While I stand on the street, a flock of teenage girls walks by, dressed in blue blouses buttoned to the neck, pleated skirts, and high socks, so that no skin besides their faces and hands shows. A family passes, the husband in a circular, flat-topped black hat, his wife pushing a stroller, three more children younger than age 6 walking with them. The mother wears a wig, the common method for haredi (ultra-Orthodox) married women to hide their hair in modesty. On a cross street, I pass a kollel—a yeshiva where married men receive small salaries to study full-time.

Kerem Avraham today is one neighborhood in the haredi belt of northern Jerusalem, a land of wall posters denouncing television, Internet, and rival religious factions; of life-long Torah study for men and countless pregnancies for women; of schools that provide scant preparation for earning a living and no preparation at all for participating in a democratic society. The neighborhood began changing in the 1950s, after the rebellious young Oz moved to a kibbutz, which he left many years later.

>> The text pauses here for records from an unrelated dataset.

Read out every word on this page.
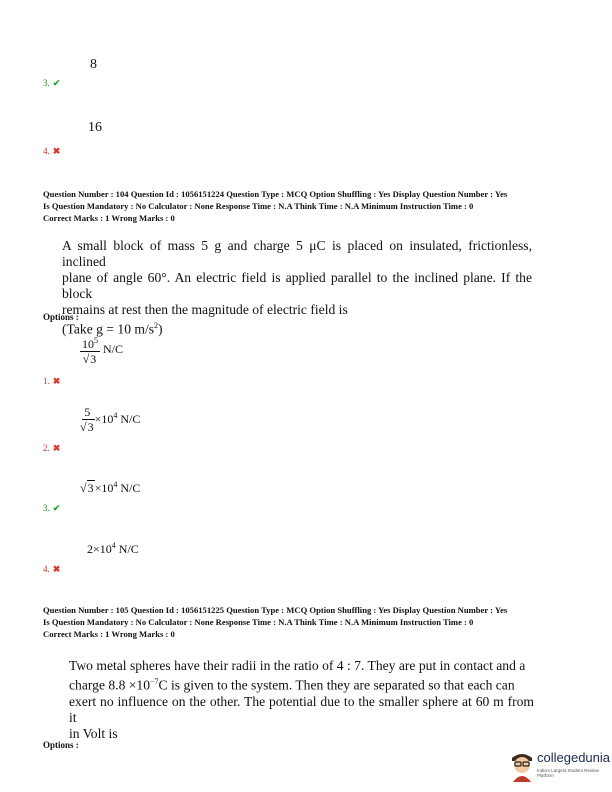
8
3. ✔
16
4. ✖
Question Number : 104 Question Id : 1056151224 Question Type : MCQ Option Shuffling : Yes Display Question Number : Yes
Is Question Mandatory : No Calculator : None Response Time : N.A Think Time : N.A Minimum Instruction Time : 0
Correct Marks : 1 Wrong Marks : 0
A small block of mass 5 g and charge 5 μC is placed on insulated, frictionless, inclined
plane of angle 60°. An electric field is applied parallel to the inclined plane. If the block
remains at rest then the magnitude of electric field is
(Take g = 10 $m/s^2$)
Options :
$\frac{10^5}{√3} N/C$
1. ✖
$\frac{5}{√3} \times 10^4$ N/C
2. ✖
$√3\times 10^4$ N/C
3. ✔
$2\times 10^4$ N/C
4. ✖
Question Number : 105 Question Id : 1056151225 Question Type : MCQ Option Shuffling : Yes Display Question Number : Yes
Is Question Mandatory : No Calculator : None Response Time : N.A Think Time : N.A Minimum Instruction Time : 0
Correct Marks : 1 Wrong Marks : 0
Two metal spheres have their radii in the ratio of 4 : 7. They are put in contact and a
charge $8.8 \times 10^{-7}C$ is given to the system. Then they are separated so that each can
exert no influence on the other. The potential due to the smaller sphere at 60 m from it
in Volt is
Options :
collegedunia
India's Largest Student Review Platform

Less than a mile from Amos Oz’s childhood home is an apartment development put up several years ago for better-off haredim. The nine-story buildings surround a courtyard with a playground that is crowded with children in late afternoon. Underneath the buildings is a three-level parking garage, with small storerooms along the sides of the half-lit concrete caverns. The storerooms, a standard feature of Israeli apartments, belong to the residents who live above. But some of the small rooms have doorbells, names on the doors, water meters, and high windows looking into the dark garage. I hear the voices of a couple inside one, and an infant crying. Outside another is a metal rack on which laundry is drying. They’ve been rented out as apartments to young haredi families who can afford nothing else.

The picture above ground is of a thriving community. Beneath the surface one can see one part of the price being paid by the haredim themselves, and by Israel as a whole, for the peculiar development of ultra-Orthodoxy in Israel.